Даже после всех этих лет сообразительность Джулии часто заставала меня врасплох.
— Иногда я просто не знаю, что с тобой делать.
Она поджала губы.
— Поцеловать меня?
Я так и сделал, а потом отстранился.
— Может, мы скажем Симоне и Даниэле завтра?
Джулия колебалась.
— Уверена, они будут счастливы.
Они приняли Джулию как свою мать. Даниэле почти никогда не упоминал о Гайе, а Симона вообще ничего о ней не помнила. Беспокойство промелькнуло на лице Джулии, и я понял, что она не беспокоилась о том, что наши дети не примут ребенка — до моих необдуманных слов.
— Ты колеблешься не поэтому.
— Нет, я просто подумала, что нам следует подождать еще несколько недель. Не хочу, чтобы что-то случилось, — она внимательно посмотрела мне в глаза. — Они ведь будут счастливы, правда?
— Конечно. Тогда у них появится кто-то ещё, кого можно будет мучить.
Эти двое иногда были похожи на кошек и собак, особенно теперь, когда они стали старше, а Даниэле старался казаться крутым.
Мы подождали еще шесть недель, прежде чем однажды вечером за обеденным столом объявили им о своей беременности.

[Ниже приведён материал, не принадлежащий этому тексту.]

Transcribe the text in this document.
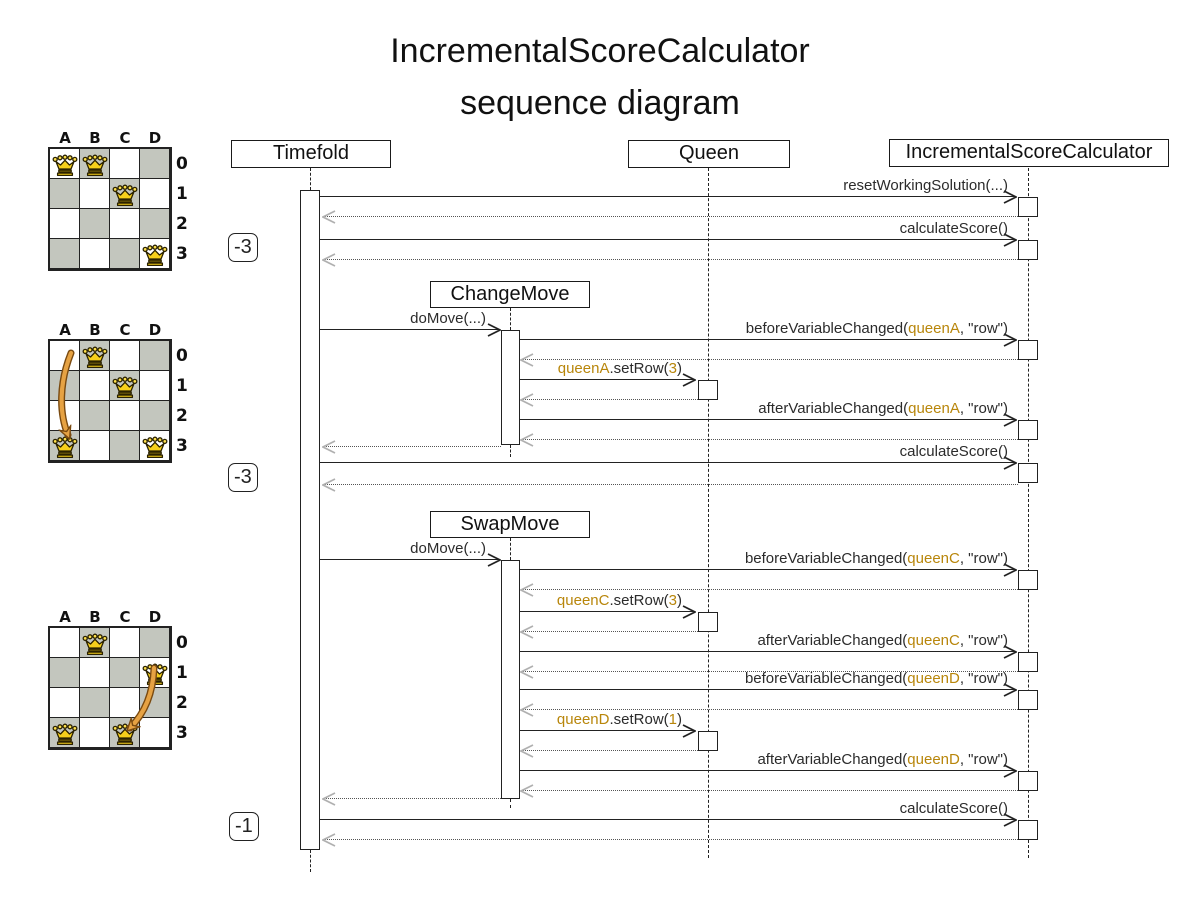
IncrementalScoreCalculator
sequence diagram
Timefold	Queen	IncrementalScoreCalculator
ChangeMove
SwapMove
-3
-3
-1
resetWorkingSolution(...)
calculateScore()
doMove(...)
beforeVariableChanged(queenA, "row")
queenA.setRow(3)
afterVariableChanged(queenA, "row")
calculateScore()
doMove(...)
beforeVariableChanged(queenC, "row")
queenC.setRow(3)
afterVariableChanged(queenC, "row")
beforeVariableChanged(queenD, "row")
queenD.setRow(1)
afterVariableChanged(queenD, "row")
calculateScore()
A	B	C	D
0
1
2
3
A	B	C	D
0
1
2
3
A	B	C	D
0
1
2
3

Какое-то мгновение они оба смотрели широко раскрытыми глазами. А потом начали веселиться. Они не знали, что такое ребенок: обязанности няни и смены подгузников.

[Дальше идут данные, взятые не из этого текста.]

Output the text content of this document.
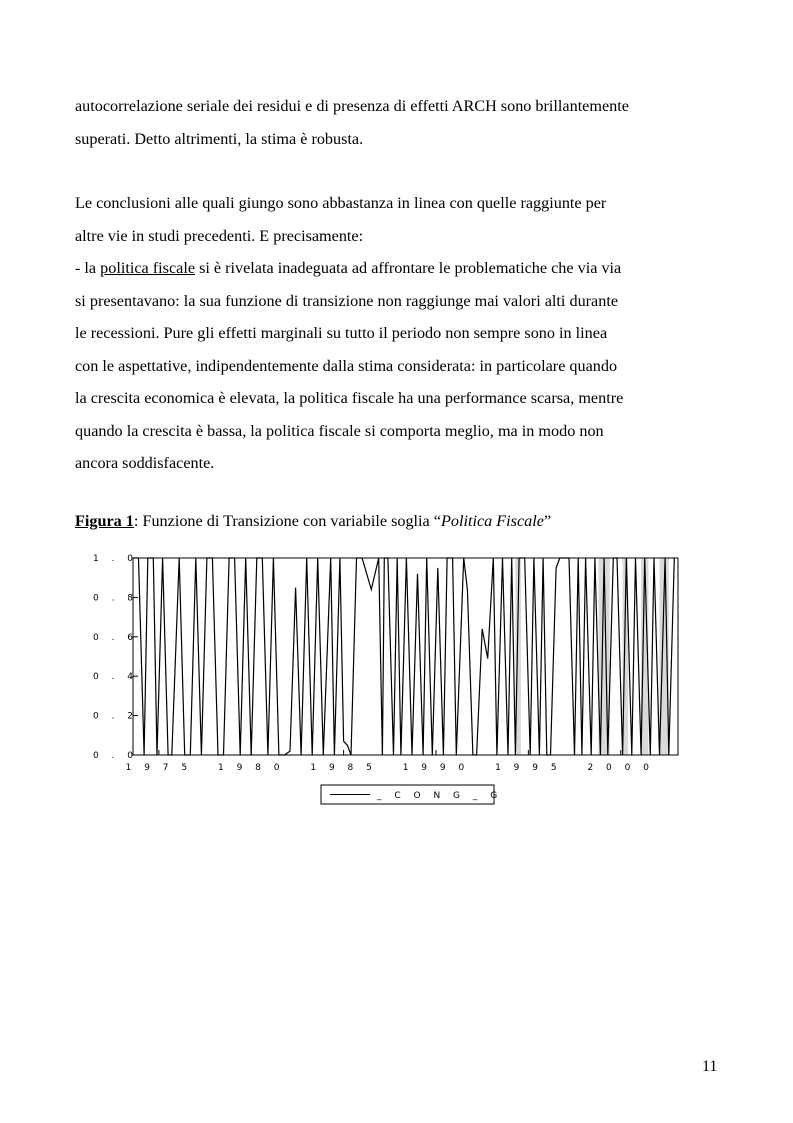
autocorrelazione seriale dei residui e di presenza di effetti ARCH sono brillantemente
superati. Detto altrimenti, la stima è robusta.
Le conclusioni alle quali giungo sono abbastanza in linea con quelle raggiunte per
altre vie in studi precedenti. E precisamente:
- la politica fiscale si è rivelata inadeguata ad affrontare le problematiche che via via
si presentavano: la sua funzione di transizione non raggiunge mai valori alti durante
le recessioni. Pure gli effetti marginali su tutto il periodo non sempre sono in linea
con le aspettative, indipendentemente dalla stima considerata: in particolare quando
la crescita economica è elevata, la politica fiscale ha una performance scarsa, mentre
quando la crescita è bassa, la politica fiscale si comporta meglio, ma in modo non
ancora soddisfacente.
Figura 1: Funzione di Transizione con variabile soglia “Politica Fiscale”
1 . 0
0 . 8
0 . 6
0 . 4
0 . 2
0 . 0
1 9 7 5	1 9 8 0	1 9 8 5	1 9 9 0	1 9 9 5	2 0 0 0
_ C O N G _ G
11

Джулия с облегчением рассмеялась.
Симона вскочила со стула и бросилась к Джулии, обхватив ее руками.
— Осторожно, — сказал я. — У твоей мамы в животе ребенок.

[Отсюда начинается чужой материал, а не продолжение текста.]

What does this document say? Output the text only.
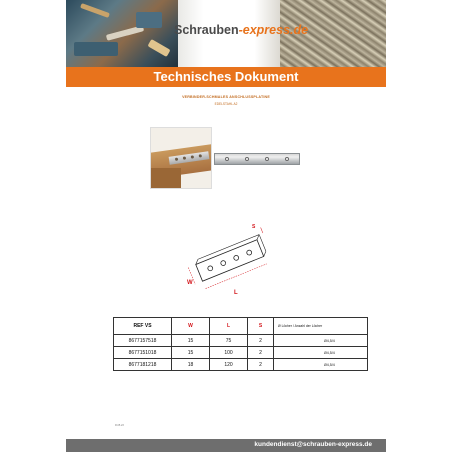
Schrauben-express.de
Technisches Dokument
VERBINDER-SCHMALES ANSCHLUSSPLATINE
EDELSTAHL A2
L
W
S
REF VS	W	L	S	Ø Löcher / Anzahl der Löcher
8677157518	15	75	2	Ø4,5/4
8677151018	15	100	2	Ø4,5/4
8677181218	18	120	2	Ø4,5/4
R.05.23
kundendienst@schrauben-express.de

Симона широко раскрытыми глазами кивнула и уставилась на все еще плоский живот Джулии.
— А он меня слышит?
— Да.
Она наклонилась ко мне.
— Пожалуйста, будь маленькой сестренкой. Мальчики меня раздражают.
— Эй! Ты меня раздражаешь, — у Даниэле был набитый рот, и когда он заговорил, из него выпало несколько макарон. Симона сморщила нос.
— От тебя воняет.
Даниэле сглотнул и громко рыгнул.
— Это воняет.
— Фууу!
— Хватит, — твердо сказал я. — Мы ужинаем.
Даниэле кивнул, но не сводил глаз с Симоны. Симона погладила Джулию по животику, словно это была волшебная лампа, и исполнила ее желание, прежде чем та вернулась на свое место. Даниэле показал ей свой покрытый пищей язык. Она ударила его. Я бросил взгляд на Джулию.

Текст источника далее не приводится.